Enter Rebecca O’Brien, executive director of the nonprofit Sustainable Warehouse. Her organization, which operates out of a 120,000-square-foot former Government Exchange facility at 2650 Carner Ave., is essentially a more proactive version of a Habitat for Humanity ReStore, going out to would-be demolition sites and tearing them apart piece by piece, salvaging and reselling what’s still usable rather than sending it to a landfill. Two years ago, when O’Brien realized she would need a few extra hands to deconstruct a general store in Cross, S.C., a friend recommended that she contact Tremols and Baele, who showed up to work on a volunteer basis.
With little more than a sledgehammer and a crowbar, the crew tore down the store, and an old wall-mounted countertop they found inside went on to have a new life as the bar at Bowens Island Restaurant. (Robert Barber, owner of the restaurant, says, “We’ve got a lot of Rebecca in our building over here.”) The rest of what was still usable went into storage at the warehouse.
Soon afterward, O’Brien struck up an informal arrangement with the two: They would help out with deconstructions from time to time, and she would let them use salvaged materials and take up a corner of the cavernous storage facility with their house-in-progress. O’Brien says this is exactly the type of project she had hoped would take place in her facility. She has a number of regular clients but has gotten a few less-than-enthusiastic responses to her own work.
“Some people are just like, ‘What are you doing? Are you crazy?'” she says. “Well, yeah, I am, but this is what can happen with the crazy. It can turn into a house.”
Part of the charm of the tiny house is its amalgamation of source materials. Two windows are from a house in Awendaw. The interior siding is cypress from a house in Mt. Pleasant’s Old Village. The tin roof will be made from the excess of a house in Ravenel.
The salvage-and-build process is anything but speedy. Old buildings have to be torn down without the assistance of wrecking balls and bulldozers, and nails have to be removed from the wood with a pneumatic de-nailer. Thomas, who is still hunting down pieces and a trailer for his tiny house project, sees this as part of the charm.
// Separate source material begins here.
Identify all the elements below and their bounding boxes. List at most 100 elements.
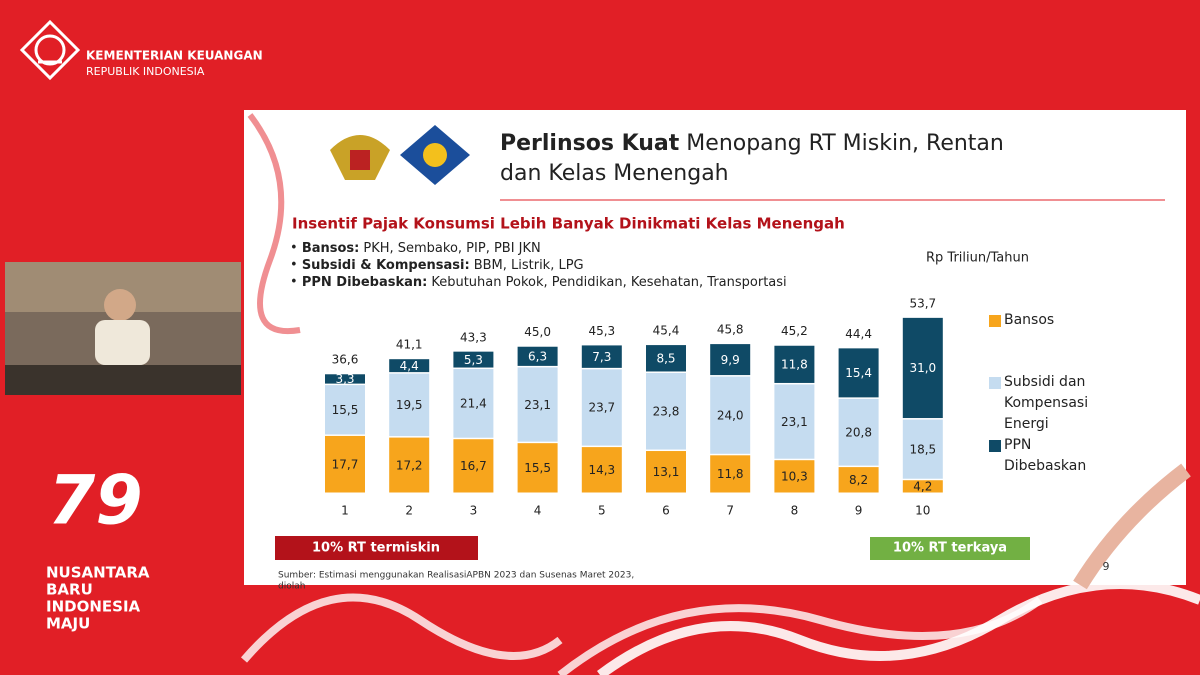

“I like that. You get to know each piece as you work on it,” he says “So when it comes time to put it in your house, you’ve already spent time with that before and you know the quality of that piece.” Thomas and Chandler’s house will be a little bit larger than Tremols and Baele’s, as they own a dog and need space for an art studio. Still, it will only be 304 square feet.
If anything, the building and planning of two tiny houses has done the obvious for the four roommates: It has brought them closer together.
“That’s one of the big things for Margaret and me is that we get to put our talents together, and we have a tangible product in the end,” Thomas says. “It’ll be our house, and it’s a product of us. That’s as personal as it gets, I think.”